3. Smith MP, Ludlam CA, Collins PW, Hay SRM, Wilde JT, Grigeri A, Melsen T, Savidge GF. Elective surgery on factor VIII inhibitor patients using continuous infusion of recombinant activated factor VII. Thromb Haemost. 2001; 86: 949–953.

4. Henderson N, Key NS, Christie B, Kisiel W, Foster D, Nelsestuen GL. Response of factor VIII and IX-deficient blood to wild type and high membrane affinity mutant factor VIIa in an in vitro whole blood clotting assay: possible correlation to clinical outcome. Thromb Haemost. 2002; 88: 98–103.

5. Butenas S, Brummel KE, Branda RF, Paradis SG, Mann KG. Mechanism of factor VIIa-dependent coagulation in hemophilia blood. Blood. 2002; 99: 923–930.

6. Butenas S, Brummel KE, Paradis SG, Mann KG. Influence of factor VIIa and phospholipids on coagulation in "acquired" hemophilia. Arterioscler Thromb Vasc Biol. 2002; 22: 123–129.

7. Butenas S, Branda RF, van‘t Veer C, Cawthern KM, Mann KG. Platelets and phospholipids in tissue factor-initiated thrombin generation. Thromb Haemost. 2001; 86: 660–667.

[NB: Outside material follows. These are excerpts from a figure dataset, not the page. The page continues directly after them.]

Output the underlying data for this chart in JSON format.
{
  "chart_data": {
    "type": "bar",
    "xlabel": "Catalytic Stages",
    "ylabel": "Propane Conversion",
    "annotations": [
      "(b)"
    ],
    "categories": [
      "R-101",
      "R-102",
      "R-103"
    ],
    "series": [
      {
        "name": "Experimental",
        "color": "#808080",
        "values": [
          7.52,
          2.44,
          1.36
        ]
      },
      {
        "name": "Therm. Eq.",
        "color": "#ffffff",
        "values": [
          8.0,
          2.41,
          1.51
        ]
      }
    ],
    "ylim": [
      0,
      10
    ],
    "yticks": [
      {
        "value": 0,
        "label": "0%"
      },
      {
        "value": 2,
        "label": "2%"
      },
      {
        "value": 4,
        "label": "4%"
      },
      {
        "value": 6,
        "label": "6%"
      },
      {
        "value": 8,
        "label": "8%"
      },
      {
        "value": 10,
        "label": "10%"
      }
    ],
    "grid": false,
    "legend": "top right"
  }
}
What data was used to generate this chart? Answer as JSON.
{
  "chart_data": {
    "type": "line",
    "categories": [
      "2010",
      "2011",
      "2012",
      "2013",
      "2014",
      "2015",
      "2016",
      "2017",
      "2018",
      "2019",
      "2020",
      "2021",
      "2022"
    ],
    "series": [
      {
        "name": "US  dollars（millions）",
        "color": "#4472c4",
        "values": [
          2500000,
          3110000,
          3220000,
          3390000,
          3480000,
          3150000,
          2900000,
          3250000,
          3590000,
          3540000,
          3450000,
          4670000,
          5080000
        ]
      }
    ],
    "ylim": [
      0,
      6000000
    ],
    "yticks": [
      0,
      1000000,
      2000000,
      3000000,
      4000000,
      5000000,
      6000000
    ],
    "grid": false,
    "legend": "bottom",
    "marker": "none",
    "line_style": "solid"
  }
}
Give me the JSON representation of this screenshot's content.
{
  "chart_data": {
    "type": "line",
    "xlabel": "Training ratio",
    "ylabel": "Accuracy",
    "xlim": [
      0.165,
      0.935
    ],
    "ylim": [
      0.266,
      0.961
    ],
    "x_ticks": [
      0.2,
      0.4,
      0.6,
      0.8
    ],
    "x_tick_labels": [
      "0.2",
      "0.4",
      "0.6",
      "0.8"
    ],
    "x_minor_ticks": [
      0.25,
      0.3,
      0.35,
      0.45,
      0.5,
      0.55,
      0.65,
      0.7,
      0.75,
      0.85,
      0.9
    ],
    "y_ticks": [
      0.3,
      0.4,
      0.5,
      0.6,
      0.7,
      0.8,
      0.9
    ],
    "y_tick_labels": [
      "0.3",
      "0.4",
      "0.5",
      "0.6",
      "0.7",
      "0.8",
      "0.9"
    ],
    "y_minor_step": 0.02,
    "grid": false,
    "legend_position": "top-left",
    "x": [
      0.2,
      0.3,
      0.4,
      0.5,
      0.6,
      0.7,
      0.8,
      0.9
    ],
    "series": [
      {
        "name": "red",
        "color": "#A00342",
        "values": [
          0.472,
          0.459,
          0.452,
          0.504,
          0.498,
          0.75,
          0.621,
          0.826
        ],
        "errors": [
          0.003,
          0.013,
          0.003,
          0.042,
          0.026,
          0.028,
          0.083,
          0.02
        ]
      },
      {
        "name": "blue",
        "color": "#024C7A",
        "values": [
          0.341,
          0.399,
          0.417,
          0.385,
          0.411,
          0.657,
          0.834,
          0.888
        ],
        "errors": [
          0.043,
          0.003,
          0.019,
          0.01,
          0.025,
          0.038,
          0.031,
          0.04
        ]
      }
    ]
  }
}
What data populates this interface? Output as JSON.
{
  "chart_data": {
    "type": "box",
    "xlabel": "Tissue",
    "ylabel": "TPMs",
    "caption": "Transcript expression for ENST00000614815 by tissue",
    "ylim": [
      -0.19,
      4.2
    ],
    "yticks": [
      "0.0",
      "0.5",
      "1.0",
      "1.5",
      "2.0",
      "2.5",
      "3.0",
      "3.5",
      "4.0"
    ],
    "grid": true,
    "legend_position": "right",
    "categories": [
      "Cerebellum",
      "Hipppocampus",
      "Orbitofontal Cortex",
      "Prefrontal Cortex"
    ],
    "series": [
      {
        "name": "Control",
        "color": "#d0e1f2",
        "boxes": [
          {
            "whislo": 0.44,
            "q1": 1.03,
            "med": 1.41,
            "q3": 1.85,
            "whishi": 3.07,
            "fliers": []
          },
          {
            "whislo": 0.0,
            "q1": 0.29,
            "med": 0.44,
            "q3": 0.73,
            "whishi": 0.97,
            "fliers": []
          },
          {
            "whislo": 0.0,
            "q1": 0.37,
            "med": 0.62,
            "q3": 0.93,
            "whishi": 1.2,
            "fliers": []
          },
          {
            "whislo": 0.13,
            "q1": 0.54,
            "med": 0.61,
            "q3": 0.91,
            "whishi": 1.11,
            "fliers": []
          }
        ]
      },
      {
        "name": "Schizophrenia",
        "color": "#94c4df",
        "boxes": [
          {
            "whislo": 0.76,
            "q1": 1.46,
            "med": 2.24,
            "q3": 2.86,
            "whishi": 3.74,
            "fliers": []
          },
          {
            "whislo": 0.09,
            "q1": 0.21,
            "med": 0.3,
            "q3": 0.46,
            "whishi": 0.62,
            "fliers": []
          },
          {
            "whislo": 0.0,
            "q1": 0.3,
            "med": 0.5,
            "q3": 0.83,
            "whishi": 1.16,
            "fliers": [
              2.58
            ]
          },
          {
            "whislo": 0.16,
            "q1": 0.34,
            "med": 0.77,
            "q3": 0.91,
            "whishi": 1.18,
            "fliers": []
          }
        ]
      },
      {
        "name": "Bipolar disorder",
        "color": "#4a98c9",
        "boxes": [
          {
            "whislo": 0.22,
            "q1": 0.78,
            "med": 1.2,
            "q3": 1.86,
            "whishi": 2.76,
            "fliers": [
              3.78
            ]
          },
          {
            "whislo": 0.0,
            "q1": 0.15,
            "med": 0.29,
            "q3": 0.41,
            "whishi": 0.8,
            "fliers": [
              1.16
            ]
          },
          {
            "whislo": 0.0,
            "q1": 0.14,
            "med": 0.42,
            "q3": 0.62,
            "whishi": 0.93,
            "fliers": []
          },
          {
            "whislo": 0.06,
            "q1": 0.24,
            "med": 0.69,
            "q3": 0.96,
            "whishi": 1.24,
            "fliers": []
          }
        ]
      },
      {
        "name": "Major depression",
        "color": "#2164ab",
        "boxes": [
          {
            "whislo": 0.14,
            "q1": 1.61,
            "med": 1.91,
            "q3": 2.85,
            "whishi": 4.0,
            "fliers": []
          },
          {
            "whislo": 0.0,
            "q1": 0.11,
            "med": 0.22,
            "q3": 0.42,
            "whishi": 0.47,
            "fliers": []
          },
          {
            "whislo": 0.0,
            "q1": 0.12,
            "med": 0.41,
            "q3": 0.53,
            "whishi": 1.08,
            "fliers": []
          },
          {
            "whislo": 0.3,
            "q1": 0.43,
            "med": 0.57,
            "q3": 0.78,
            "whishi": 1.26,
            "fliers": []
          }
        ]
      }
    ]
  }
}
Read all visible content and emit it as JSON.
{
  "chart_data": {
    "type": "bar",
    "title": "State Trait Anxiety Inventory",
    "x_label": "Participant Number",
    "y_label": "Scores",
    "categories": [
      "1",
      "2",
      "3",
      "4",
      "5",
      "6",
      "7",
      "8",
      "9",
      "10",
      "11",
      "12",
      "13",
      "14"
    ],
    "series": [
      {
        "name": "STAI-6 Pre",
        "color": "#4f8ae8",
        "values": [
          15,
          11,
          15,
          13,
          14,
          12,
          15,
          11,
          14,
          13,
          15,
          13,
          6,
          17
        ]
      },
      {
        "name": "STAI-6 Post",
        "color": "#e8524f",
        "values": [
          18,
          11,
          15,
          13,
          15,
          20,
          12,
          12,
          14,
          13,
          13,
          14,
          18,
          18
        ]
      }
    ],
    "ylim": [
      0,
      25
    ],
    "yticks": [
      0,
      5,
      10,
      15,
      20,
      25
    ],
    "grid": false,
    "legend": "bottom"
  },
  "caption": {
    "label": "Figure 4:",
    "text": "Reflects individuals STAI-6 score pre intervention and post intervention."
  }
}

8. Giles AR, Nesheim ME, Hoogendoorn H, Tracy PB, Mann KG. The coagulant-active phospholipid content is a major determinant of in vivo thrombogenicity of prothrombin complex (Factor IX) concentrates in rabbits. Blood. 1982; 59: 401–407.

9. Giles AR, Nesheim ME, Hoogendoorn H, Tracy PB, Mann KG. Stroma free human platelet lysates potentiate the in vivo thrombogenicity of factor Xa by the provision of coagulant-active phospholipid. Br J Haematol. 1982; 51: 457–468.

10. Monroe DM, Hoffman M, Oliver JA, Roberts HR. Platelet activity of high-dose factor VIIa is independent of tissue factor. Br J Haematol. 1997; 99: 542–547.

11. Hoffman M, Monroe DM, Roberts HR. Activated factor VII activates factors IX and X on the surface of activated platelets: thoughts on the mechanism of action of high-dose activated factor VII. Blood Coagul Fibrinolysis. 1998; 9 (suppl 1): S61–S65.